SPELMAN PROGRAMMING TEAM LEAD: LEADERSHIP ROLE IN AN ACADEMIC ORGANIZATION (SILVER 5 POINTS) - CLASS OF 2028

 Leadership Role in an Academic Organization (Silver 5 Points)

In October 2025, I had never competed in a programming competition. Though I was an avid programmer and a tutor in the computer science tutoring lab, competitive coding was entirely new to me. One day, I received an email inviting me to compete in the CCSC Southeastern Regional Competition, only to discover that I was the sole student who had responded. With only one participant, Spelman risked not competing at all. I took initiative and began recruiting peers whom I knew were strong students, collaborative, and motivated. Within a week, I assembled a team of four Spelmanites, and my teammates unanimously selected me as team lead.

I organized practice, delegated preparation tasks, assigned problem-solving roles based on our strengths, and made sure to communicate so that each team member felt supported and prepared. On competition day, we entered the lab confident. We were the only all-women team, and the only all-Black team. Throughout the competition, I facilitated collaboration by rotating responsibilities, ensuring everyone contributed to algorithm design, coding, and debugging. Though we did not place, we spent hours post-competition reviewing our performance and identifying areas for improvement. Our main pitfall was that we did not submit any of our code. We assumed because our code did not pass any of the initial test cases that we weren’t supposed to submit, thinking it was pointless to submit faulty code. In the end, several other teams had submitted code that didn’t pass all test cases and still placed. Had we had the confidence to submit our code even if it wasn’t perfect, we would have placed too.
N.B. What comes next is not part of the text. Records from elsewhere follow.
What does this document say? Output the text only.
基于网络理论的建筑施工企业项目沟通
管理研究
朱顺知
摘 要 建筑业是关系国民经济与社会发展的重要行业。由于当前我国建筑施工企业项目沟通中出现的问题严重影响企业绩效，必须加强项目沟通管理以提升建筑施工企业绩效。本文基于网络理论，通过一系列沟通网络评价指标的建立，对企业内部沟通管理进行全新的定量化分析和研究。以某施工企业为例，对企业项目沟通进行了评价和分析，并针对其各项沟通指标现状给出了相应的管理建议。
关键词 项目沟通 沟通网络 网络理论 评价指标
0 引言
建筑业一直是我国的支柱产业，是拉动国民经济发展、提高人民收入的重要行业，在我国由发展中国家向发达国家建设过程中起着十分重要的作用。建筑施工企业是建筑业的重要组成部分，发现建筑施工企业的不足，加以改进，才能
The next week, I led the team into the Advanced Coding Collective’s AUC-wide coding competition. During the competition, we navigated through problems much more seamlessly and were sure to submit any running code. We finished third in the advanced category and were the only underclassmen team to place. Since then, I have recruited and mentored new team members, expanding the team from four members to twelve. This experience taught me that effective leadership requires initiative, communication, and the ability to empower others. Even though competitive programming was new to me, the key to improvement was not natural talent, but a willingness to fail and learn from our mistakes. By learning alongside my team, I discovered how collective effort and purposeful leadership can achieve incredible results, and most importantly, improvement.